L’évolution des courants méthodologiques a ancré les images et les sons dans « un mode communication commun, une langue intuitivement utilisée dès le plus jeune âge depuis que les outils de captation des images et des sons sont dans toutes poches ». (Boudier, Bron, Laborde) La presse, la radio, la télévision, les chansons, les Smartphones ont tous des composantes qui permettent d’entendre et qui permettent de voir des informations, des images, du son ouverts sur le monde.
Si, « Apprendre une langue étrangère, c’est s’ouvrir sur le monde, c’est découvrir de nouvelles possibilités d’expression, d’action, d’interaction, et que c’est aussi faire la fête et découvrir le plaisir d’apprendre » (Simona Bostina-Bratu)

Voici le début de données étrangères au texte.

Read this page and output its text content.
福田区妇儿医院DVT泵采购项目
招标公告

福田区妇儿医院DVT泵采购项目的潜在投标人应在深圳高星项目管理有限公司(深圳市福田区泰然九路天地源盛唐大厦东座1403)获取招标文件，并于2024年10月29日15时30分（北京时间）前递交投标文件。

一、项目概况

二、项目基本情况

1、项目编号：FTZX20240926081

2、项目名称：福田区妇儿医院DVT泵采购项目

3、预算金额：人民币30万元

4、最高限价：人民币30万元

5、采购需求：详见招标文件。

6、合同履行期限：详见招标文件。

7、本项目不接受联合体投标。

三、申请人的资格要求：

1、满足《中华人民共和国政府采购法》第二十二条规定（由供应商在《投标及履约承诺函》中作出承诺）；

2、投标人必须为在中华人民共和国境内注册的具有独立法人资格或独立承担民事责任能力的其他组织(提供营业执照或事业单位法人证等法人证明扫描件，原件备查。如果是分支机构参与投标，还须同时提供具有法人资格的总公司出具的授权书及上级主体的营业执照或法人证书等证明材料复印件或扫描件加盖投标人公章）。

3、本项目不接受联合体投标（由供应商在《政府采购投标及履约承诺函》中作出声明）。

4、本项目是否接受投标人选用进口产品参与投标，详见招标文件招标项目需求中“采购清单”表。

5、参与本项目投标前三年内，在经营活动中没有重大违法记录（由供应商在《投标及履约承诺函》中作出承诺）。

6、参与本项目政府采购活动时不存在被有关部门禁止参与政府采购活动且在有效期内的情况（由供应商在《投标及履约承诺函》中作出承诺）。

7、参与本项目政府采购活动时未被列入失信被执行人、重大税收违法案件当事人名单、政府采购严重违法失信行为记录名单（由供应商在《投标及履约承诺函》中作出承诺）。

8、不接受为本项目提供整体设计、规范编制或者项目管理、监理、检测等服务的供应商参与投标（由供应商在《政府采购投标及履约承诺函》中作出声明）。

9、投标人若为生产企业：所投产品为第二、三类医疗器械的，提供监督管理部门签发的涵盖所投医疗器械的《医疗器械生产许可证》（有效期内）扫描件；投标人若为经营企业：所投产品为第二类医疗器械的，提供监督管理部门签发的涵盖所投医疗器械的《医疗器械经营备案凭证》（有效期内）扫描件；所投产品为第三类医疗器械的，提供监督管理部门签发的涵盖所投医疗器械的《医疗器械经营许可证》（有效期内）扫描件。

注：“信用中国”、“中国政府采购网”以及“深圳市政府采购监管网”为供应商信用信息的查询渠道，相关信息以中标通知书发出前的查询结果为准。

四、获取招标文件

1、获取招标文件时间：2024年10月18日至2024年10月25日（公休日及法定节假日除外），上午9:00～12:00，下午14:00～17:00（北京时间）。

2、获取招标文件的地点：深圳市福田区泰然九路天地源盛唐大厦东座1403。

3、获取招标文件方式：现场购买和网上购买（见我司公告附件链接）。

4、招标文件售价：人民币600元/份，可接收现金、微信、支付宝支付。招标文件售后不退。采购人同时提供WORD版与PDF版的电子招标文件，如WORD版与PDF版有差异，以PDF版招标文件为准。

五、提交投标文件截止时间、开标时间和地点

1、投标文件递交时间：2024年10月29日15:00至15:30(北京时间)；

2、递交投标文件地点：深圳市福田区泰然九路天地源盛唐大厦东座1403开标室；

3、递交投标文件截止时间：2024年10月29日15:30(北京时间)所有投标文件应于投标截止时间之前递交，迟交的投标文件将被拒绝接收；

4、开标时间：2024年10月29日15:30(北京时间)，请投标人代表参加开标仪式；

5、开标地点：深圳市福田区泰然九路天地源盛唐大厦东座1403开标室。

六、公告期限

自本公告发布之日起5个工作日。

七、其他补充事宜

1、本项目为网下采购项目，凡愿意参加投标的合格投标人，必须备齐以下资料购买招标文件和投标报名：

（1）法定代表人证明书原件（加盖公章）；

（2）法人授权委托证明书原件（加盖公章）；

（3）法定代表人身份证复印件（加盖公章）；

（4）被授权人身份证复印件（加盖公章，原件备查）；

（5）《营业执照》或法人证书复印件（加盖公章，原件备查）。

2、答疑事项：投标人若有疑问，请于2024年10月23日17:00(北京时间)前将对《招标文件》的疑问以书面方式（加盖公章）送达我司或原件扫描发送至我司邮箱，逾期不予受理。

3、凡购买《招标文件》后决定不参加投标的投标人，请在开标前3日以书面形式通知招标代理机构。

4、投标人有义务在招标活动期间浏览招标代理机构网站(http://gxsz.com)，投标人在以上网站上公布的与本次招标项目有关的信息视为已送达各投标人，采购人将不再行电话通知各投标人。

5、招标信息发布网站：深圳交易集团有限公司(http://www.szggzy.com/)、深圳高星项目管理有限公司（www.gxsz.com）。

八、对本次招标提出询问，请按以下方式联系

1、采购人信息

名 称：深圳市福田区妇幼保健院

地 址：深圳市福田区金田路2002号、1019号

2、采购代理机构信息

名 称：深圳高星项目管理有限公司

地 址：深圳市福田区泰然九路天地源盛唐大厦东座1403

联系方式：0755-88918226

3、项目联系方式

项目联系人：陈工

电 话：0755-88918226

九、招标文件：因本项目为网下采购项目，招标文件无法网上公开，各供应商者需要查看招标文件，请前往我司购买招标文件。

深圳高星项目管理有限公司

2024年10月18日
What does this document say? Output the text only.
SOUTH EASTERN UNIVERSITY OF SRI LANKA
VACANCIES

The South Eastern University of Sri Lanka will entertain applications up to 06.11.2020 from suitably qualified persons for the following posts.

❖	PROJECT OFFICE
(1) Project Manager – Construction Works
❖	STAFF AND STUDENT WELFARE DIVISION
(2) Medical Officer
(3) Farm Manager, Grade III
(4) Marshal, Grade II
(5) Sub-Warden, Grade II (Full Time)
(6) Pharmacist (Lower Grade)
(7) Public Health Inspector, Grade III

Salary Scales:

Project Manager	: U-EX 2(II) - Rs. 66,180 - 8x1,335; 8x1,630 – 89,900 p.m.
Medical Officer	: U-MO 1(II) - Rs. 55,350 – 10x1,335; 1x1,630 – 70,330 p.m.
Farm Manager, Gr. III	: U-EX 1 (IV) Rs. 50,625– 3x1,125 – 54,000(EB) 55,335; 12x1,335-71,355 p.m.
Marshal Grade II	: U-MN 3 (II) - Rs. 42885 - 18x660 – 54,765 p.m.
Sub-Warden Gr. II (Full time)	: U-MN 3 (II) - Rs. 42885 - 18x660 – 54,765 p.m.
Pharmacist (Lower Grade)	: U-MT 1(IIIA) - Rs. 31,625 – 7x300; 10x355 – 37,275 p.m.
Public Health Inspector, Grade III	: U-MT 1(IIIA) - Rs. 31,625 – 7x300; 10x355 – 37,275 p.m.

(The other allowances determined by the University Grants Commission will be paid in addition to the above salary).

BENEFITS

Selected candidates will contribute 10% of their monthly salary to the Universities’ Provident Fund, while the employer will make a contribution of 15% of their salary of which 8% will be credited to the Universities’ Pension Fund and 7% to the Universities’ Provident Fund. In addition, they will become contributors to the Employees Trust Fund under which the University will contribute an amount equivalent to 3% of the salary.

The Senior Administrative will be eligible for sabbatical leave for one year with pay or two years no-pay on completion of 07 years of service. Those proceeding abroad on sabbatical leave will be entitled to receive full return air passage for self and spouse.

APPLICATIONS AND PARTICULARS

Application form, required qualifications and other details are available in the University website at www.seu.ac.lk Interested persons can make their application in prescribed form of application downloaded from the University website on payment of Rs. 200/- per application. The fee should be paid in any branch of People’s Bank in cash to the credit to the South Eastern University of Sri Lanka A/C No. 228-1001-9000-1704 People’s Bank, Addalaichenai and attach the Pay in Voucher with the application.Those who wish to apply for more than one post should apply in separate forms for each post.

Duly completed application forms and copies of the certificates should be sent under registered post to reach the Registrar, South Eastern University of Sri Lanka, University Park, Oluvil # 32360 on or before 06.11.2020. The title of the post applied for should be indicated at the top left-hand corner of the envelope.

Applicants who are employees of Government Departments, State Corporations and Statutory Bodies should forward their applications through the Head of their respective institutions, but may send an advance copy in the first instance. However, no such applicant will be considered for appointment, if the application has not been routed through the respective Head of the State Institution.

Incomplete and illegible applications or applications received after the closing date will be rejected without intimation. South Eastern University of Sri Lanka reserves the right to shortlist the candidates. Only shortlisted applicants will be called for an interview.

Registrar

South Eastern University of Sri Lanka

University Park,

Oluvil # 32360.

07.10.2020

Si apprendre une langue, c’est envisager de voir le monde différemment, si c’est découvrir un autre univers de mots que le sien, si c’est aller à la rencontre d’une autre culture que la sienne, alors les supports audiovisuels se proposent d’être un outil au service de ces découvertes.
La question qui se pose est de savoir comment faire entrer ces supports dans la classe, de savoir comment en avoir une exploitation pédagogique qui répond à des objectifs linguistiques, communicatifs, pragmatiques, socioculturels, ou autre ?
Relever ce défi de faire entrer ces documents dans les classes, c’est réussir à faire évoluer les pratiques d’enseignement/apprentissage d’une langue étrangère, c’est donner l’envie d’enseigner et d’apprendre une langue étrangère autrement, c’est envisager que tous les acteurs de la classe prennent plaisir dans leurs tâches respectives.
La présente communication cherchera dans un premier temps à montrer les apports de l’audiovisuel dans les pratiques pédagogiques de l’enseignement/apprentissage d’une langue étrangère.
Dans un deuxième temps et afin d’être le plus objectif possible sur l’exploitation des supports audiovisuels en classe de langue, il faudra faire le relevé des difficultés qu’il est possible de rencontrer.
Enfin, tout en prenant en considération le postulat de Francis Yaiche qui dit qu’ « apprendre c’est changer » (1996) et en considérant que l’exploitation des supports audiovisuels en classe de langue permettent d’enseigner et d’apprendre autrement, alors il semble important de reconsidérer les postures des enseignants et des apprenants de l’approche moderne et active, de voir comment chacun agit, interagit dans une classe qui elle aussi est nouvellement définie.
Que peut-on attendre de l’exploitation d’un document audiovisuel ?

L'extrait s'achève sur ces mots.